"Oh you've been wondering about that?" Mr. Humfries seemed amused. "Well, the answer's simple. They couldn't afford it. Unless-"
He paused.
"Unless you make special prices for them? Is that it?"
"More or less. They don't really know, usually, that they are special prices, or if they do realize it, they think it's because they're old customers."
"And it isn't just that?"
"Well, Colonel Luscombe, I am running a hotel. I couldn't afford actually to lose money."

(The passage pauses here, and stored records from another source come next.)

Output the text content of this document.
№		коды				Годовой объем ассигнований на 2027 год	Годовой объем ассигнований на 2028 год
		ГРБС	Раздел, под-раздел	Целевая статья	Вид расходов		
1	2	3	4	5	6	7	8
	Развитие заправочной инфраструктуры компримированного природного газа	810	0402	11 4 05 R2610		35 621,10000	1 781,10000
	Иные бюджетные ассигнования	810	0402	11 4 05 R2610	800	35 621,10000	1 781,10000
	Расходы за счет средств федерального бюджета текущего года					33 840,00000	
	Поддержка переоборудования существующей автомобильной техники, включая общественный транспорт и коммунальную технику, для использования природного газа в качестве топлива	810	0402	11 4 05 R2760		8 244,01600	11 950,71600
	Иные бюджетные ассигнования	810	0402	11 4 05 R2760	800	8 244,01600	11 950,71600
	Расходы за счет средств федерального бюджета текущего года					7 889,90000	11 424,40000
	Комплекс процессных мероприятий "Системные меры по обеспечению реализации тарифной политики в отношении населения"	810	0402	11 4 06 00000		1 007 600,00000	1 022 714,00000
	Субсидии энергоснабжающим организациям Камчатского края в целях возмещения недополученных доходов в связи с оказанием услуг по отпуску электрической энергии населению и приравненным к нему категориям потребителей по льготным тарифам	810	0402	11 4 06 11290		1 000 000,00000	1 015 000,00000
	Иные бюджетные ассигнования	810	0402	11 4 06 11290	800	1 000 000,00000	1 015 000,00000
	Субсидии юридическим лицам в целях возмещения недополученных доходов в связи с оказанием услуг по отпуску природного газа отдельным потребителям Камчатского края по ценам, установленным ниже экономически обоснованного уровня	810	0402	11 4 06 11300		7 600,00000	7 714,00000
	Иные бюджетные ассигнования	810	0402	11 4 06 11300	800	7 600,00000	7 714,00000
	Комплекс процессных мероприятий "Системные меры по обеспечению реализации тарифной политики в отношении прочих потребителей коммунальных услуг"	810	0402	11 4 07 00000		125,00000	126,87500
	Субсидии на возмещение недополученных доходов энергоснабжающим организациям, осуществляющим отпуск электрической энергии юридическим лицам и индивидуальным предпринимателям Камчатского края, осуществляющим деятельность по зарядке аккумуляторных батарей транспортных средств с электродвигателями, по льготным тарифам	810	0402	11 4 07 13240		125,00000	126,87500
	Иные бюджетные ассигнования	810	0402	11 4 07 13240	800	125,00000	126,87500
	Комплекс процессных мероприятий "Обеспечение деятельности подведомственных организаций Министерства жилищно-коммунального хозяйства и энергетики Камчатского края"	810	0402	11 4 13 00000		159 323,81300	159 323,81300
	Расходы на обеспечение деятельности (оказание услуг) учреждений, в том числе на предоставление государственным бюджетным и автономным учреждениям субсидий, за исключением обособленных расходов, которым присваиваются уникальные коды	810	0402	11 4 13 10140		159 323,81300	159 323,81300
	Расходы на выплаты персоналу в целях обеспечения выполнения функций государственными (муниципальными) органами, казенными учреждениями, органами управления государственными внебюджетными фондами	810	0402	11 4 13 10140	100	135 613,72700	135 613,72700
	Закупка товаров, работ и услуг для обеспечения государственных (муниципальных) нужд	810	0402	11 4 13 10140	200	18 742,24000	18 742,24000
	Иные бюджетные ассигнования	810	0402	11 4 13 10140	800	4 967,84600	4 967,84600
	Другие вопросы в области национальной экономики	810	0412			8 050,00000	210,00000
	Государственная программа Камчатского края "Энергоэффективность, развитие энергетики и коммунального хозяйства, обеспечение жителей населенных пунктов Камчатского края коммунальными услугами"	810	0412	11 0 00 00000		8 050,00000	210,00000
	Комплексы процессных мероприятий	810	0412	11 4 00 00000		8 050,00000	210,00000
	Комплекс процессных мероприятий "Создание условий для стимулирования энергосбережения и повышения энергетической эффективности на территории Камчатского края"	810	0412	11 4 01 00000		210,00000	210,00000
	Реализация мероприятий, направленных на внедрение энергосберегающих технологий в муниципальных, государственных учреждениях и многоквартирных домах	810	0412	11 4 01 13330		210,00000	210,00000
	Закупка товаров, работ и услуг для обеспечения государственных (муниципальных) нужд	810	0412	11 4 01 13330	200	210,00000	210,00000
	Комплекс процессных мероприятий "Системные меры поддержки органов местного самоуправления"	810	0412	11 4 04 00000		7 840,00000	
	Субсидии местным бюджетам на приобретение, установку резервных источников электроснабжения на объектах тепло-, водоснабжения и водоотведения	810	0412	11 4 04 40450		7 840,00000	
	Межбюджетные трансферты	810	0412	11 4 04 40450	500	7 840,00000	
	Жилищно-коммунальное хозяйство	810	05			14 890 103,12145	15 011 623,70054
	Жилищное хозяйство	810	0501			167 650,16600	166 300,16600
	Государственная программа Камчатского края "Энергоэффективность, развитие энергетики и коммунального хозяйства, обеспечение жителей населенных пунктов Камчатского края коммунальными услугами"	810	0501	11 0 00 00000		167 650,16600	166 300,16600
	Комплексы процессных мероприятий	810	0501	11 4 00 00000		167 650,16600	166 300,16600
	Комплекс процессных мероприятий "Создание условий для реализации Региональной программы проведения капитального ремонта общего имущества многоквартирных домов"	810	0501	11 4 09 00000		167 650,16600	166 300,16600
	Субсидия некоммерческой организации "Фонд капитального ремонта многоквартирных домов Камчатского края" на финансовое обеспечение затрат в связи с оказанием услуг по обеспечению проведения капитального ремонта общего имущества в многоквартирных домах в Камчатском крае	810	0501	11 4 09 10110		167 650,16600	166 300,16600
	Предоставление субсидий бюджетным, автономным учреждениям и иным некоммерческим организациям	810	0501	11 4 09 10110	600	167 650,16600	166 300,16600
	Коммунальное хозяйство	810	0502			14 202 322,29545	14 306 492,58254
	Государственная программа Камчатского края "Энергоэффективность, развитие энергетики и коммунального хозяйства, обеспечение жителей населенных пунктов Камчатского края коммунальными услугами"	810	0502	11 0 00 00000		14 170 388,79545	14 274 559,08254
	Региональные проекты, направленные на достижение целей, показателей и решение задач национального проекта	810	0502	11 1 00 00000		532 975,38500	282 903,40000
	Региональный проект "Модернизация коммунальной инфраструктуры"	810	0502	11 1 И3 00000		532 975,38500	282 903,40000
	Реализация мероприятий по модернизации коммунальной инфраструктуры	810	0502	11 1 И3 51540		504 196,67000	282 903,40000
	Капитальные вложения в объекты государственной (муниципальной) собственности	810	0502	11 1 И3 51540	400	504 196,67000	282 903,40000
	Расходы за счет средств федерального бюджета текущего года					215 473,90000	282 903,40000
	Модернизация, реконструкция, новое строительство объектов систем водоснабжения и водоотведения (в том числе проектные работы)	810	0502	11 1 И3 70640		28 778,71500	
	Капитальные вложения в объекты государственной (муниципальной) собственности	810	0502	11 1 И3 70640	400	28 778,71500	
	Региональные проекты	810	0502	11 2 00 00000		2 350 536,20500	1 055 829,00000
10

"But how can that pay you?"
"It's a question of atmosphere… Strangers coming to this country-Americans, in particular, because they are the ones who have the money-have their own rather queer ideas of what England is like. I'm not talking, you understand, of the rich business tycoons who are always crossing the Atlantic. They usually go to the Savoy or the Dorchester. They want modern decor, American food, all the things that will make them feel at home. But there are a lot of people who come abroad at rare intervals and who expect this country to be-well, I won't go back as far as Dickens, but they've read Cranford and Henry James, and they don't want to find this country just the same as their own! So they go back home afterwards and say: 'There's a wonderful place in London; Bertram's Hotel, it's called. It's just like stepping back a hundred years. It just is old England! And the people who stay there! People you'd never come across anywhere else. Wonderful old duchesses. They serve all the old English dishes, there's a marvellous old-fashioned beefsteak pudding! You've never tasted anything like it; and great sirloins of beef and saddles of mutton, and an old-fashioned English tea and a wonderful English breakfast. And of course all the usual things as well. And it's wonderfully comfortable. And warm. Great log fires.'"
Mr. Humfries ceased his impersonation and permitted himself something nearly approaching a grin.